Analyse

Les femmes boudées par le capital-investissement


Les femmes boudées par le capital-investissement
Dunya Bouhacene, cofondatrice et dirigeante du Women Equity Program. - DR
  • 30 Juin 2020

Les entreprises dirigées par des femmes ne représentent que 5 % des investissements du private equity. Dunya Bouhacene et Sophie Nordmann, du Women Equity Program, expliquent cette sous-représentation.

Est-ce une solitude contrainte ou choisie ? Seule une faible part des entreprises dirigées par des femmes (directrices générales, présidentes, PDG, gérantes, etc.) sont accompagnées dans leur développement par le capital-investissement.

« Les études que nous menons depuis 2009 montrent que les entreprises dirigées par des femmes représentent moins de 5 % des investissements, du capital amorçage jusqu'au capital transmission. C'est un taux très faible, sachant que 30 % des créations d'entreprise sont portées par des femmes, et que près de 20 % des entreprises françaises, de tous secteurs, entre 4 et 150 millions de chiffre d'affaires, sont dirigées par des femmes », indique Dunya Bouhacene, cofondatrice et dirigeante du Women Equity Program , qui a pour vocation de promouvoir les PME de croissance dirigées par des femmes. Une vraie perte de valeur.

« C'est un échec à la fois pour l'industrie du capital-investissement, et pour l'économie en général. D'autant plus important que ces entreprises surperforment : les études montrent que leur EBE est supérieur de près de 3 points (soit un écart de 43 %) à la moyenne des entreprises comparables. Même après la crise de 2008, les entreprises dirigées par des femmes avaient accusé une baisse de chiffre d'affaires de 0,6 %, tandis que la moyenne était à 5 % », souligne Sophie Nordmann, directrice générale des activités de private equity de Women Equity.

Des structures de pouvoir très masculines

Pourquoi une telle désaffection ? « Tout d'abord, parce que les dossiers n'arrivent pas sur les bureaux des spécialistes du capital-investissement, affirme Sophie Nordmann. Aujourd'hui, la part des dossiers propriétaires, non intermédiés, a beaucoup chuté : l'essentiel des cibles arrive entre les mains des spécialistes du private equity via des intermédiaires - banques d'affaires, spécialistes du M & A - ou encore à travers des réseaux d'affaires, des organismes de branche ou des clubs, etc. Autant de structures où les femmes sont très peu nombreuses, pour des raisons historiques, sociétales et comportementales... »

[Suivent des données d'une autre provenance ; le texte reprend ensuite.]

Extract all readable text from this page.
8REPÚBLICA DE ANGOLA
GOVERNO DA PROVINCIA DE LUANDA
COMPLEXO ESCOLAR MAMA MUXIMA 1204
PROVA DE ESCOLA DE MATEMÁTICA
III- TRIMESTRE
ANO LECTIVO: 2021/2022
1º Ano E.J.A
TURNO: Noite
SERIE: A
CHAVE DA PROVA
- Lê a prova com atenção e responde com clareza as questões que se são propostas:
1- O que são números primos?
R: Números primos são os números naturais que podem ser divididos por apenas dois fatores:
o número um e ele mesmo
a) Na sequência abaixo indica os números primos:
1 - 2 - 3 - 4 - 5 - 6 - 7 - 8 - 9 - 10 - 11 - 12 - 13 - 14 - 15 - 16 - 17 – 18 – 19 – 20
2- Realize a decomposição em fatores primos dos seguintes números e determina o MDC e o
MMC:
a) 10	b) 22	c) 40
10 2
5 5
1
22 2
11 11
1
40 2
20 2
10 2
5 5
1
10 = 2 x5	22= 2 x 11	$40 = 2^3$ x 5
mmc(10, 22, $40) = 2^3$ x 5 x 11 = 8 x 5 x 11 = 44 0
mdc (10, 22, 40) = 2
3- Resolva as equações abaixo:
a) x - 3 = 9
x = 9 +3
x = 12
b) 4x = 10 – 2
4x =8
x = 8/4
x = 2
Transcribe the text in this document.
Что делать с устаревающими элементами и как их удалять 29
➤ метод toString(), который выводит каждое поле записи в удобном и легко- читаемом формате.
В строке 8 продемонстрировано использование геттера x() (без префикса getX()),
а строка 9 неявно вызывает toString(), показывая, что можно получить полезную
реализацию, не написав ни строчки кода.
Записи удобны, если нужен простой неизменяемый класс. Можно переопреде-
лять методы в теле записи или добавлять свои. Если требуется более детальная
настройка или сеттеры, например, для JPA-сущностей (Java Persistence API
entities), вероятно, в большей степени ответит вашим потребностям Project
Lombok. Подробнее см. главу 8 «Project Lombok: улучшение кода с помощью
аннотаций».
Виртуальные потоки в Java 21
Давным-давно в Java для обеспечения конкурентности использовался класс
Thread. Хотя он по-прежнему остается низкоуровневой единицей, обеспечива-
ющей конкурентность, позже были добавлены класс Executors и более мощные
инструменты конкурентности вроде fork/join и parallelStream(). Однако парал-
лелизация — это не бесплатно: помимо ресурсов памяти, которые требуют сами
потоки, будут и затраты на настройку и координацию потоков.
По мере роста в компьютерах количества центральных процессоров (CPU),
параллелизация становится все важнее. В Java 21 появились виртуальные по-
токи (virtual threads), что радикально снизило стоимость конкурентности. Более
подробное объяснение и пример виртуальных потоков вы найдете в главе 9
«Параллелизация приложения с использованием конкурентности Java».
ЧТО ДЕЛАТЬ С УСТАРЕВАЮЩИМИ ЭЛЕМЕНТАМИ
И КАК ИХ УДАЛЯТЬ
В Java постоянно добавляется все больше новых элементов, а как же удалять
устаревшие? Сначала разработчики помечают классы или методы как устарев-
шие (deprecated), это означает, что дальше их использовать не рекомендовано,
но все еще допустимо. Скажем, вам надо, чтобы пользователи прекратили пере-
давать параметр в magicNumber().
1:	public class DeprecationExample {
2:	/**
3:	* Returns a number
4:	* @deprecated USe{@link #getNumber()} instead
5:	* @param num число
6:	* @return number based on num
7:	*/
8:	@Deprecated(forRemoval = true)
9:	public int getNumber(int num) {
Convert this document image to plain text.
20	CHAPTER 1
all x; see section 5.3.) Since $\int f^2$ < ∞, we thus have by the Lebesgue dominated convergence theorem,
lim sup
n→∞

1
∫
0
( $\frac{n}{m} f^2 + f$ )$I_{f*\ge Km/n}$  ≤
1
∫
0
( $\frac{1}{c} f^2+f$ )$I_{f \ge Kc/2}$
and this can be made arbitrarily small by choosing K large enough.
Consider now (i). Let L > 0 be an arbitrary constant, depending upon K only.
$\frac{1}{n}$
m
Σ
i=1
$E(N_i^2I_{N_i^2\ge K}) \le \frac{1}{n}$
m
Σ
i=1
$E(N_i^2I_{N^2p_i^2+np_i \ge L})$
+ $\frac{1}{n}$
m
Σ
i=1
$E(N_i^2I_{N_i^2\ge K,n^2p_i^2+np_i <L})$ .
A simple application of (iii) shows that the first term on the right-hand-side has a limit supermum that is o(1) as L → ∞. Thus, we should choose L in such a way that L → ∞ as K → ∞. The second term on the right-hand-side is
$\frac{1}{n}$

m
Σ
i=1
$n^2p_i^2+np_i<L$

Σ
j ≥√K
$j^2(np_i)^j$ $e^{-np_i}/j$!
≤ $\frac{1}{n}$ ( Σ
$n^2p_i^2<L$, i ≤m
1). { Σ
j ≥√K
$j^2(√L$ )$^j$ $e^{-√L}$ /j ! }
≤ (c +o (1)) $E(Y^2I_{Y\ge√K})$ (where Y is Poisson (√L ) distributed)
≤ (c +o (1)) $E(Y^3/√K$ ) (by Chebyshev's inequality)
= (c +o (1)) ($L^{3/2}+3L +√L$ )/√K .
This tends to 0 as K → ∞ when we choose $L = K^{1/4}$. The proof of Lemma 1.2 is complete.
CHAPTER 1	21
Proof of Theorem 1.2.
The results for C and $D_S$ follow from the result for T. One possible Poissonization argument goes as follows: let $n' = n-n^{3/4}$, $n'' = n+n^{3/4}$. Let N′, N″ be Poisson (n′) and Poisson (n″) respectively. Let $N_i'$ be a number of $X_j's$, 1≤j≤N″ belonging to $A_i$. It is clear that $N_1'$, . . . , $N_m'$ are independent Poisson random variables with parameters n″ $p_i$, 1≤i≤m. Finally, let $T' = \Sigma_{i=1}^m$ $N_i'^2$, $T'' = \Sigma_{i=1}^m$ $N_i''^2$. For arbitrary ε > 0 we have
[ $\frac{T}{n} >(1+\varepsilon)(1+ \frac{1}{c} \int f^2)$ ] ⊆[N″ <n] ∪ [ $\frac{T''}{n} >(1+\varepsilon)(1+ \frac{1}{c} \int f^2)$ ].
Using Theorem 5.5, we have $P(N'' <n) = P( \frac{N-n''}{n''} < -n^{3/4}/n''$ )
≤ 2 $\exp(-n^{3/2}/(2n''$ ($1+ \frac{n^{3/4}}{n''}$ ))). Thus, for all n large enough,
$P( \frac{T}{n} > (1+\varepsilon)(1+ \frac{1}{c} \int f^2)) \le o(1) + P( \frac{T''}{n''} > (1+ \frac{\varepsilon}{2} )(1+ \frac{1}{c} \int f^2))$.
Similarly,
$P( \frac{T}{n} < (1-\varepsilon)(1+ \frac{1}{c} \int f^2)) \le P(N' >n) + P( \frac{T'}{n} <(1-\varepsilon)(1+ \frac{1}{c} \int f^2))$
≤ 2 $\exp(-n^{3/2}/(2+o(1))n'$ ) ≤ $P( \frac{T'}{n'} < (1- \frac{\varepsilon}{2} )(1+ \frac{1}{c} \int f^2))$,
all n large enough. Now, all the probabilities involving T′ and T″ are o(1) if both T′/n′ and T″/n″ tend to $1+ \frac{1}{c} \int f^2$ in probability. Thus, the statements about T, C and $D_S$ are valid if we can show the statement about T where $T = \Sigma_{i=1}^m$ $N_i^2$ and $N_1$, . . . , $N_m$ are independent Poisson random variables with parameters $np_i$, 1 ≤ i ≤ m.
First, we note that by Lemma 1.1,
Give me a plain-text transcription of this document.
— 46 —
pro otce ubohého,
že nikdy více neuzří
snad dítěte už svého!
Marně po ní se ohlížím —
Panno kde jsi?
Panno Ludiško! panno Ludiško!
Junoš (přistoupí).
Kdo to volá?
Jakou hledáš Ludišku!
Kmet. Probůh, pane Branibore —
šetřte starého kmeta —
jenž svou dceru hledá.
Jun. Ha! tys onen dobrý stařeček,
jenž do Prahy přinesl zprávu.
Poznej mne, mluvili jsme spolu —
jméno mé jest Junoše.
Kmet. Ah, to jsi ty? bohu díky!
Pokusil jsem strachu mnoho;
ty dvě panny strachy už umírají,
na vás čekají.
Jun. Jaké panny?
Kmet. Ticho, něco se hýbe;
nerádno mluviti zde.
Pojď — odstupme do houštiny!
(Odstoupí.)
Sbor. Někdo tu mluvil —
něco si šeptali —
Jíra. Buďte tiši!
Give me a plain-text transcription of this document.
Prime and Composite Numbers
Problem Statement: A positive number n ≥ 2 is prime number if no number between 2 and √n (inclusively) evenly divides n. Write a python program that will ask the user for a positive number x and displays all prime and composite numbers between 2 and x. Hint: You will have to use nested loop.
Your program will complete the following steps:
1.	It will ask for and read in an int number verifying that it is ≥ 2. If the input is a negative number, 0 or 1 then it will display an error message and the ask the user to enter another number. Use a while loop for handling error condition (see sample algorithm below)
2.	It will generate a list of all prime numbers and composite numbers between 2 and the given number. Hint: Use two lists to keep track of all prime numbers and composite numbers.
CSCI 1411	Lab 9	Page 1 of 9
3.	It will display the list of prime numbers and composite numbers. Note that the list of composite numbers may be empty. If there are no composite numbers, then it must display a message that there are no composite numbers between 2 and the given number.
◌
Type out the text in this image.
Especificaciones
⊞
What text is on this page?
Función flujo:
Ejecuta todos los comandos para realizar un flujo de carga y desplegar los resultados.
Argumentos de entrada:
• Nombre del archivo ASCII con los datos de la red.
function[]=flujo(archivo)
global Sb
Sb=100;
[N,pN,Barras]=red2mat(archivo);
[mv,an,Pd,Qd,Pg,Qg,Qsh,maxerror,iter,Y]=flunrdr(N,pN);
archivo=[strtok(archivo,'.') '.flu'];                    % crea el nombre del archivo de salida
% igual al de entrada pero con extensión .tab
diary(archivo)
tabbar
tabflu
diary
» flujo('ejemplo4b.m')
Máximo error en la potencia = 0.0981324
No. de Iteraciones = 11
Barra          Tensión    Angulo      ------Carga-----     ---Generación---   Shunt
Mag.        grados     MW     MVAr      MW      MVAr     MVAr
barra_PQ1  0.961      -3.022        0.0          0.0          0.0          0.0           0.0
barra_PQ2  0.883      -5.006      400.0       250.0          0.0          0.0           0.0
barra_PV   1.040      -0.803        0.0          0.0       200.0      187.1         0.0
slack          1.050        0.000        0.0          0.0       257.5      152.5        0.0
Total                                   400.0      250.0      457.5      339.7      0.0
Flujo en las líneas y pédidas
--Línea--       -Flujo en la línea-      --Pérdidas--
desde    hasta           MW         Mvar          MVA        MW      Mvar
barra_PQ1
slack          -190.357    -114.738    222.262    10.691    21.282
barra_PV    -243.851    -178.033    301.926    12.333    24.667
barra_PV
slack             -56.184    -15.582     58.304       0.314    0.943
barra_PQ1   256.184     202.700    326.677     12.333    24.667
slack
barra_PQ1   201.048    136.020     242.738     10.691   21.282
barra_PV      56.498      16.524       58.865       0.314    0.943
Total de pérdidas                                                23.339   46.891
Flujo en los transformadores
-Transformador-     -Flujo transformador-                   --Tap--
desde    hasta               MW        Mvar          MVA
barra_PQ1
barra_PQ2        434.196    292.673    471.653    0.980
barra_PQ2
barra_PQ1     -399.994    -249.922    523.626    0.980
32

Par ailleurs, certains travers d'analyses historiques persistent incontestablement. « Les sociétés de capital-investissement ont toujours des structures de pouvoir très masculines. Beaucoup de professionnels ont du mal à envisager qu'une femme puisse conduire avec succès des affaires de taille importante... », explique Dunya Bouhacene. Résultat ? Les entreprises dirigées par des femmes paraissent invisibles. « Il y a un vrai travail de cartographie et d'identification à mener pour y accéder », reconnaît Sophie Nordmann.

Prêtes à ouvrir leur capital

Reste ensuite à convaincre, car les femmes dirigeantes semblent plus difficiles que leurs homologues masculins.

« Elles ont en général beaucoup bataillé pour arriver au premier plan, sont parvenues à faire croître leur entreprise dans un univers particulièrement contraint et ont finalement sécurisé l'avenir en faisant très attention à la marge. Elles ne sont donc prêtes à ouvrir leur capital que si on leur propose, en contrepartie, une réelle valeur ajoutée », décrypte Sophie Nordmann, actuellement en cours de levée d'un fonds spécialisé : 150 millions d'euros qui seront exclusivement investis dans des entreprises dirigées par des femmes.

« Nous regardons des entreprises valorisées entre 20 et 200 millions d'euros, pour des investissements, majoritaires ou minoritaires, qui pourraient aller de 7 à 20 millions d'euros », détaille Sophie Nordmann. Le critère majeur ? « La qualité de la vision et de la stratégie ». La base, tous sexes confondus.